For the fairness portion, a flexi-cap or multi-cap fund is the appropriate core holding. Each enable the fund supervisor to speculate throughout massive, mid and small-sized firms, which fits a protracted horizon effectively. Mid- and small-cap publicity generates greater long-term development potential; the large-cap portion supplies relative stability throughout downturns.
If Abhijeet nonetheless claims deductions beneath the previous tax regime, an ELSS fund can change the redirected Rs 6,250 every month, because it carries the identical 80C tax profit the SSY contribution did.

A 7 per cent annual step-up on the SIP, roughly in step with a modest annual wage enhance, retains contributions rising with earnings with out requiring a acutely aware determination annually.
The inflation charge for undergrad and postgrad is taken into account to be 8 per cent every year, whereas the marriage purpose is taken into account to be 6 per cent p.a. The speed of return for fairness is taken into account to be 12 per cent p.a., and for SSY, 8.2 per cent p.a.
Simulating the outcomes with the revised plan in an identical surroundings, 12 per cent annual development in fairness mutual funds and eight.2 per cent in SSY, all three milestones are funded, with a Rs 40 lakh cushion on the wedding ceremony.

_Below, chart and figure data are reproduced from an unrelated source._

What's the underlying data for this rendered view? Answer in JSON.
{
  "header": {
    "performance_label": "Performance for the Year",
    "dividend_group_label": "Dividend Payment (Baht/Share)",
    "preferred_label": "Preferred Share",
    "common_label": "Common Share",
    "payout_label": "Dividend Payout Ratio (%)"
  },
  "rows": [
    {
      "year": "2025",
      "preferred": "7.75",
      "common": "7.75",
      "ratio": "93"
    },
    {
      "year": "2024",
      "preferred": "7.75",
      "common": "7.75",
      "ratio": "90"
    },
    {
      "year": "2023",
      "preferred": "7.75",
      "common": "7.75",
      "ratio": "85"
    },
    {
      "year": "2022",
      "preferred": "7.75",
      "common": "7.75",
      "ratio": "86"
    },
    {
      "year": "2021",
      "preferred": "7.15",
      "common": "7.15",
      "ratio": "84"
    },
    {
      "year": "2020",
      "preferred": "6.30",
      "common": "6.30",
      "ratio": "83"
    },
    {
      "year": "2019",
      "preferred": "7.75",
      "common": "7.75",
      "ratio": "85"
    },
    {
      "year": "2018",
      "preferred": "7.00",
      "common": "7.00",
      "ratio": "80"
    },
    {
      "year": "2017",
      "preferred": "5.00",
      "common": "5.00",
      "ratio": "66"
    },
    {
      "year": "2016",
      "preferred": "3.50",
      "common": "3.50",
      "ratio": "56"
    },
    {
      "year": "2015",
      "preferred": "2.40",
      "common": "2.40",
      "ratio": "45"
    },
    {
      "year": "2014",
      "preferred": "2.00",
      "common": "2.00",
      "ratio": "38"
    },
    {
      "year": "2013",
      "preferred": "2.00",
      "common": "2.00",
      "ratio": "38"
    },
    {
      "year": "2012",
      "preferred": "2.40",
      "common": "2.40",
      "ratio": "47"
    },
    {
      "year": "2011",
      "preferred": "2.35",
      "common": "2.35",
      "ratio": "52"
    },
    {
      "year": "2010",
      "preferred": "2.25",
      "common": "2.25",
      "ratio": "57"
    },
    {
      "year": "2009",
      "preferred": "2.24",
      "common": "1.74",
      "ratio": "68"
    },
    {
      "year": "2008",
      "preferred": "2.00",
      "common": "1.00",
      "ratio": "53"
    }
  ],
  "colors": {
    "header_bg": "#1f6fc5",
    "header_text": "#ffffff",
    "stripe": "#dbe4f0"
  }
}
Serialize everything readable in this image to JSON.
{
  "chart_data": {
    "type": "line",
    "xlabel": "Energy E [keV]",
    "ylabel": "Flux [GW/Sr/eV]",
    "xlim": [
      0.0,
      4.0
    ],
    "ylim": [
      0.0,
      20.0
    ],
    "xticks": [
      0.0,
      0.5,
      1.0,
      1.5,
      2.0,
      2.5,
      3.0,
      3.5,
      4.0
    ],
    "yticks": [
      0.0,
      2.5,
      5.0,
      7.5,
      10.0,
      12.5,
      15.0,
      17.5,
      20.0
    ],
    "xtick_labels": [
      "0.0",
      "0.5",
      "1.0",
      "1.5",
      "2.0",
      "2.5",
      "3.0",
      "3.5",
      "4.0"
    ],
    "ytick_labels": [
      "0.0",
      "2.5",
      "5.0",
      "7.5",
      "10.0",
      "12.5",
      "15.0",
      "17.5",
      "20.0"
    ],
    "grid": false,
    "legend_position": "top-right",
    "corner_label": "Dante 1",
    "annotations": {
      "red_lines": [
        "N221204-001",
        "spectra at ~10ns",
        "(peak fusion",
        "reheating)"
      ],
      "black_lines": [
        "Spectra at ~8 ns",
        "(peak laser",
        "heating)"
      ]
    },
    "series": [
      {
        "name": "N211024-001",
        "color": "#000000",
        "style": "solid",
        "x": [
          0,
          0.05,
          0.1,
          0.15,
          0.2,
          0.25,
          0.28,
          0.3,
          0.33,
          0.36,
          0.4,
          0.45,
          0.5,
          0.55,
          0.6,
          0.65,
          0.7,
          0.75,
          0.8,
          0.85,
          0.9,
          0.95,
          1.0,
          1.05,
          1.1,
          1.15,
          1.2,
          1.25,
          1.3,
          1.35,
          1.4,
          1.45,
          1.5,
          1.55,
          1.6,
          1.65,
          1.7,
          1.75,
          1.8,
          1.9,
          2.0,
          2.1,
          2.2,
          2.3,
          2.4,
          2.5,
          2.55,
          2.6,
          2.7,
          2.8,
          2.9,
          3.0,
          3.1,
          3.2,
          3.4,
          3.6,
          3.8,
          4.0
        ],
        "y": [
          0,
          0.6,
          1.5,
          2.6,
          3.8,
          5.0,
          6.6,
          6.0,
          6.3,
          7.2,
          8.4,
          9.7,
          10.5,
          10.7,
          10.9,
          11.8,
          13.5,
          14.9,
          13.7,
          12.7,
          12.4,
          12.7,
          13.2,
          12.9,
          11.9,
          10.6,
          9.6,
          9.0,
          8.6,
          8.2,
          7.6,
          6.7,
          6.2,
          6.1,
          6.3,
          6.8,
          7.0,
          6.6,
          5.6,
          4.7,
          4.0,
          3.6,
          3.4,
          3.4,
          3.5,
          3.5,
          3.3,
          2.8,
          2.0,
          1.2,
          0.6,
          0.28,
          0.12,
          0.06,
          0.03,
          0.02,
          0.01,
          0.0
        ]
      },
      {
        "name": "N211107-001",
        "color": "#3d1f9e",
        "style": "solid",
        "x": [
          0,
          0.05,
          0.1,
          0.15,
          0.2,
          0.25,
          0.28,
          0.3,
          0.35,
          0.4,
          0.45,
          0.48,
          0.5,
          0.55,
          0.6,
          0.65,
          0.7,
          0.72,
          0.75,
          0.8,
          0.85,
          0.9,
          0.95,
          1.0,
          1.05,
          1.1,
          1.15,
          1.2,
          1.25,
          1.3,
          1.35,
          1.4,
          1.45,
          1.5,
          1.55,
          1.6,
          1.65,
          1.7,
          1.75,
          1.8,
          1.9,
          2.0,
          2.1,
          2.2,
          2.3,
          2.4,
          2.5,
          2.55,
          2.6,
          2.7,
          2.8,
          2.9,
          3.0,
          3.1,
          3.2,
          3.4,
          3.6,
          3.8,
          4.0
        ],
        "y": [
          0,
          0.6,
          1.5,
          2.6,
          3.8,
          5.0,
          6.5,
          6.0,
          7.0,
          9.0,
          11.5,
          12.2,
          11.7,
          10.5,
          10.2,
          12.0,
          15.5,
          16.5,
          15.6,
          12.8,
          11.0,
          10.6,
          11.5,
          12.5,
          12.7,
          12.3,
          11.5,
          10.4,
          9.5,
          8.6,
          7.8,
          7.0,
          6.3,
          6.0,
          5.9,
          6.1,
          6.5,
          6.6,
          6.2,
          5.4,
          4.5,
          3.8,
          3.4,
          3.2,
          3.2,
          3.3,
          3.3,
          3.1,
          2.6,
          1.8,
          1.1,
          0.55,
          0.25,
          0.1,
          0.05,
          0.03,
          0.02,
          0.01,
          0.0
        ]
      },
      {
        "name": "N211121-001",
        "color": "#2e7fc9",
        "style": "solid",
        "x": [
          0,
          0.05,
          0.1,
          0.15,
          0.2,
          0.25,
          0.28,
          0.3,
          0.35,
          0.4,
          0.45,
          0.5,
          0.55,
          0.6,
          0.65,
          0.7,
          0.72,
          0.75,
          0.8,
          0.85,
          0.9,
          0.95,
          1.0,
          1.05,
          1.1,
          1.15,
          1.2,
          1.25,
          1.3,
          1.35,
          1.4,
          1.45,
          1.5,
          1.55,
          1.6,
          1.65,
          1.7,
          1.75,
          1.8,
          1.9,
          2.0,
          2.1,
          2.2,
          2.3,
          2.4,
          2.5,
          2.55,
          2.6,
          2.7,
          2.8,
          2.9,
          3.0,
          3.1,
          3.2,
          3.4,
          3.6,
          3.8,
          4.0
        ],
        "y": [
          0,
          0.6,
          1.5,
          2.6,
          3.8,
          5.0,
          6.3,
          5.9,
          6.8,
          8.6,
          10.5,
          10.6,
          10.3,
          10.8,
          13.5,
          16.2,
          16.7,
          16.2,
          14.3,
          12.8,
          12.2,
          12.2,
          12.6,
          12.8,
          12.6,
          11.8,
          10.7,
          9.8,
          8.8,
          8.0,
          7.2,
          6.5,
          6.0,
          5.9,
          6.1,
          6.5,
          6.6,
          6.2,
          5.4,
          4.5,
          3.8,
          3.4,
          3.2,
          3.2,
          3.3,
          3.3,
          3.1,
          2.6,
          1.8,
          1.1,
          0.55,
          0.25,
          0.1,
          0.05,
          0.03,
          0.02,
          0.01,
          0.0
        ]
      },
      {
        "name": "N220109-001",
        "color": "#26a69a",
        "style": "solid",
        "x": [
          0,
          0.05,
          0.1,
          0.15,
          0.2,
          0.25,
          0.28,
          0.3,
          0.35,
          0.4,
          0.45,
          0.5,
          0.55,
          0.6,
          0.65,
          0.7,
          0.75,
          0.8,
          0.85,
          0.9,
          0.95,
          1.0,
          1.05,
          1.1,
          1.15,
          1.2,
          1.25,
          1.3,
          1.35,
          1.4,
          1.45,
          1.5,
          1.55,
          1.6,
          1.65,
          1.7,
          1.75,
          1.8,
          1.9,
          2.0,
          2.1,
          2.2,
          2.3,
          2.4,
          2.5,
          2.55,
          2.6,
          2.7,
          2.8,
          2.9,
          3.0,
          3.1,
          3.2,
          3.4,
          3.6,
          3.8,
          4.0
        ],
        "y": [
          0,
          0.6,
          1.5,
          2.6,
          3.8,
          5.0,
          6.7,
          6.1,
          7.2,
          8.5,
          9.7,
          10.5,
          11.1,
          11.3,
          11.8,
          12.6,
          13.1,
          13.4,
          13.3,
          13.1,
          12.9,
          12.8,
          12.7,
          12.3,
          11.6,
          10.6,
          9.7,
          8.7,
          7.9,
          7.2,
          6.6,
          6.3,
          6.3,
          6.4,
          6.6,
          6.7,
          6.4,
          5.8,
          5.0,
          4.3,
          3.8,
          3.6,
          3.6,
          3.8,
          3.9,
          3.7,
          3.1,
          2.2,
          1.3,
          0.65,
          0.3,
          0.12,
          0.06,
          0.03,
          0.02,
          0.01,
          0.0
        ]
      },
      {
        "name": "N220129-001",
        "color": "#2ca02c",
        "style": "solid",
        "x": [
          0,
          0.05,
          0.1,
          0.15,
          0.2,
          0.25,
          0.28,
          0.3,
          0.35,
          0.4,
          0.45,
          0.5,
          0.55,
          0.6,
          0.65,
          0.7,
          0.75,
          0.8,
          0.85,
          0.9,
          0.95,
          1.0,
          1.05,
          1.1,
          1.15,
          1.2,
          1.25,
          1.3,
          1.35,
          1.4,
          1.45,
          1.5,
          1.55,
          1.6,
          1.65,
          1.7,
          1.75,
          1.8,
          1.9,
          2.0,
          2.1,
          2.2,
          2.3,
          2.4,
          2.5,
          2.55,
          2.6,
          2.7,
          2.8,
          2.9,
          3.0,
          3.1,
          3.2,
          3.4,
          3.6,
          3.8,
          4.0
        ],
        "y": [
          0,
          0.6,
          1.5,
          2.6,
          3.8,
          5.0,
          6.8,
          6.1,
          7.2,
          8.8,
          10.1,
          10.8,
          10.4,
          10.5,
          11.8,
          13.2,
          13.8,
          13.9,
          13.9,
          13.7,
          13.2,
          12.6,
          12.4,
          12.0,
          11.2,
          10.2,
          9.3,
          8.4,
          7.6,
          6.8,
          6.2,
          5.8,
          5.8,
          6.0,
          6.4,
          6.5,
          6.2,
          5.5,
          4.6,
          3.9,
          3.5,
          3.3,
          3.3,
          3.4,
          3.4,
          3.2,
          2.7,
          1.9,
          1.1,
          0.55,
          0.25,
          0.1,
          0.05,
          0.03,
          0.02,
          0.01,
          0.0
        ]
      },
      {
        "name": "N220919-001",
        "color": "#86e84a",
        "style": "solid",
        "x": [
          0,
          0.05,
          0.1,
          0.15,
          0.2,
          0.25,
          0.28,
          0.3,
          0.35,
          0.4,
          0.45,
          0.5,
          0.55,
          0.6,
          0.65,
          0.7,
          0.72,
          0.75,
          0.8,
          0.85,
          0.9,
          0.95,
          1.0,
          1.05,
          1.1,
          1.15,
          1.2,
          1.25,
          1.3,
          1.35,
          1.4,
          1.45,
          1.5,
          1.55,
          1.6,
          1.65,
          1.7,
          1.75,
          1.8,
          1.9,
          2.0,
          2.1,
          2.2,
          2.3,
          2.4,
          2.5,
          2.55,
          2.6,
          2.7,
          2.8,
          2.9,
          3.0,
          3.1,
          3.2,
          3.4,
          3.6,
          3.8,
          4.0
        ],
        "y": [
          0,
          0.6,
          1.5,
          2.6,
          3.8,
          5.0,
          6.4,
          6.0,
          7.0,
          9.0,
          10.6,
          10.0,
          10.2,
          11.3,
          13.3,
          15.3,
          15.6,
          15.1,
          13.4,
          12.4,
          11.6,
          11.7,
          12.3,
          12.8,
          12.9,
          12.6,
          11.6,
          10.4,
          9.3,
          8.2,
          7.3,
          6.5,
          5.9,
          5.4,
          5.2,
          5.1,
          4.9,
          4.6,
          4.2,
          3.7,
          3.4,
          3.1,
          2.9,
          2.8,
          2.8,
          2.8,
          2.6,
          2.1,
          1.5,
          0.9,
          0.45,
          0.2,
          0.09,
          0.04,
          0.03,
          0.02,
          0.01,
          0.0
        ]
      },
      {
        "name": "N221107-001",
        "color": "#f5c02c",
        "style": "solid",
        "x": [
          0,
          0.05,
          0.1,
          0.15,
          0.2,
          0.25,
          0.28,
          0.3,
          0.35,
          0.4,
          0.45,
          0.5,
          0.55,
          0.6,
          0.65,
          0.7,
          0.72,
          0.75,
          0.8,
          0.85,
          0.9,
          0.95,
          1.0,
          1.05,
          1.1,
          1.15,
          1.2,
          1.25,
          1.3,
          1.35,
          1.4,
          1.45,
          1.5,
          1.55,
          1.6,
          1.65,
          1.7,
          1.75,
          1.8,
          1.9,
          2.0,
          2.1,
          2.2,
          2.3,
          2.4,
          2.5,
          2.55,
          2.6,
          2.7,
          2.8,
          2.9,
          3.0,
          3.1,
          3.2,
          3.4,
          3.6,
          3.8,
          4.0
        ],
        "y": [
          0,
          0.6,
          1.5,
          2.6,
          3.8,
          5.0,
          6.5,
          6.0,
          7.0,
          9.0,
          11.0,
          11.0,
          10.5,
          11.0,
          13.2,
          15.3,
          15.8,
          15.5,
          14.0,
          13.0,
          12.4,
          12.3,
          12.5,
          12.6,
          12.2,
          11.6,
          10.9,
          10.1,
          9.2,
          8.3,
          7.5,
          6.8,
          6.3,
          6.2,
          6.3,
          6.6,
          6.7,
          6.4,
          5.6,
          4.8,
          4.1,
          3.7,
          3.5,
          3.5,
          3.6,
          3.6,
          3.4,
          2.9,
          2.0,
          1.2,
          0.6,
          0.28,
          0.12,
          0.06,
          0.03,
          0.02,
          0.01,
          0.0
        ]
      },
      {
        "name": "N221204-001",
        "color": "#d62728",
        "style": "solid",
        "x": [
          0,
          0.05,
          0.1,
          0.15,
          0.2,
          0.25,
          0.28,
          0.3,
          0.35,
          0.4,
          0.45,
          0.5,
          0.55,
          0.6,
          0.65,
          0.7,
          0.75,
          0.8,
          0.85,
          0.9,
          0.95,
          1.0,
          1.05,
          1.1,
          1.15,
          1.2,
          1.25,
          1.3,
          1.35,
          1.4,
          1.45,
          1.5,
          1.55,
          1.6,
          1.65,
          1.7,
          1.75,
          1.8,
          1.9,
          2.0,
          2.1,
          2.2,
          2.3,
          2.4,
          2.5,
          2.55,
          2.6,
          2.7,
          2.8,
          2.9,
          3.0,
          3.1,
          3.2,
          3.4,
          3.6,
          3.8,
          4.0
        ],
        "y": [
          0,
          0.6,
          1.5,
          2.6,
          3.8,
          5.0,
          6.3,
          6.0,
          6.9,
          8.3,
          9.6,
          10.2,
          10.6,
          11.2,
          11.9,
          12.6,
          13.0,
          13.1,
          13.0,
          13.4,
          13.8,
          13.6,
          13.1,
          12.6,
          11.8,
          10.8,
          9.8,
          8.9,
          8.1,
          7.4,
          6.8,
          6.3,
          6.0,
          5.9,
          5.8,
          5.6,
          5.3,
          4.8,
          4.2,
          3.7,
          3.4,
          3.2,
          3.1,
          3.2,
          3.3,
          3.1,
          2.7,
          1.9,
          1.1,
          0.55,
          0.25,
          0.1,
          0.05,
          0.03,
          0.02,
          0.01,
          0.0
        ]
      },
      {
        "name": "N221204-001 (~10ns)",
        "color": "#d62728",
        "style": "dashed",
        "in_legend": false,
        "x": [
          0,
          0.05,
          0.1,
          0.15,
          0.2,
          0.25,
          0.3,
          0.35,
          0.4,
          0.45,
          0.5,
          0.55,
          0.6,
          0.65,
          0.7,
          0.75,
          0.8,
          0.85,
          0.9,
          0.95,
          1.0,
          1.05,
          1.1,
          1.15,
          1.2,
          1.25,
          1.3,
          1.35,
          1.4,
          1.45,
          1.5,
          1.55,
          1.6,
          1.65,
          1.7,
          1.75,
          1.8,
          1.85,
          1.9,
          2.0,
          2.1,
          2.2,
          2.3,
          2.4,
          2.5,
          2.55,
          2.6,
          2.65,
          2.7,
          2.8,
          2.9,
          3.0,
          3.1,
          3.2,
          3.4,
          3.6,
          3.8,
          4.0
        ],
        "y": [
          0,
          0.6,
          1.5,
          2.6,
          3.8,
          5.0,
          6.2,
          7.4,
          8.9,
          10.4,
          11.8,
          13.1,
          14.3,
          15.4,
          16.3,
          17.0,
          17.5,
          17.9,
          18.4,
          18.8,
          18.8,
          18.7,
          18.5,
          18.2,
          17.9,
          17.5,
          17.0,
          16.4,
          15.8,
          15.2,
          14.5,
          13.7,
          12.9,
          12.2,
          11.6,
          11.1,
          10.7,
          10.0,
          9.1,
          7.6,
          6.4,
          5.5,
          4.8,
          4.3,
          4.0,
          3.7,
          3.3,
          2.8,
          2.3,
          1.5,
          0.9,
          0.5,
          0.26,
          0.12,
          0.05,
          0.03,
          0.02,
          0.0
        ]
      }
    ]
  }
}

The default 55:45 plan funds the primary two however falls Rs 1 crore quick on the final one. The allocation was the one factor that modified.
Two issues value understanding
The final mile. Fairness builds the corpus. It’s also the incorrect place to carry cash two years earlier than you want it. Start shifting the goal-specific portion right into a short-duration debt fund 24 to 36 months earlier than every milestone. Shift the undergraduate corpus when Ananya turns 15, the postgraduate corpus at 19 and the marriage corpus at 24. Many in any other case sound plans come aside at precisely this stage.
Investing in Ananya’s identify. Part 64(1A) of the Revenue Tax Act treats earnings earned in a minor’s identify because the mother or father’s earnings till the kid turns 18, which neutralises the supposed tax saving solely. There’s additionally operational friction: a minor PAN, necessary folio conversion at 18 and parent-as-guardian on each transaction. None of that is definitely worth the effort. Maintain the mutual funds in your individual identify, earmark the corpus on a monitoring sheet for Ananya’s targets and switch the models to her identify when she turns 18 through MF Central or the CAMS portal. SSY is the real exception. It’s, by design, a beneficiary account within the youngster’s identify.
The price of rising up is excessive and rising. The reply shouldn’t be a particular youngster plan or a bundled insurance coverage product. It’s the proper allocation, held for lengthy sufficient, with a transparent plan for the previous couple of years earlier than every milestone arrives.
That’s it. The whole lot else is noise.
Additionally learn: Course of earlier than efficiency
This text was initially revealed on Might 20, 2026.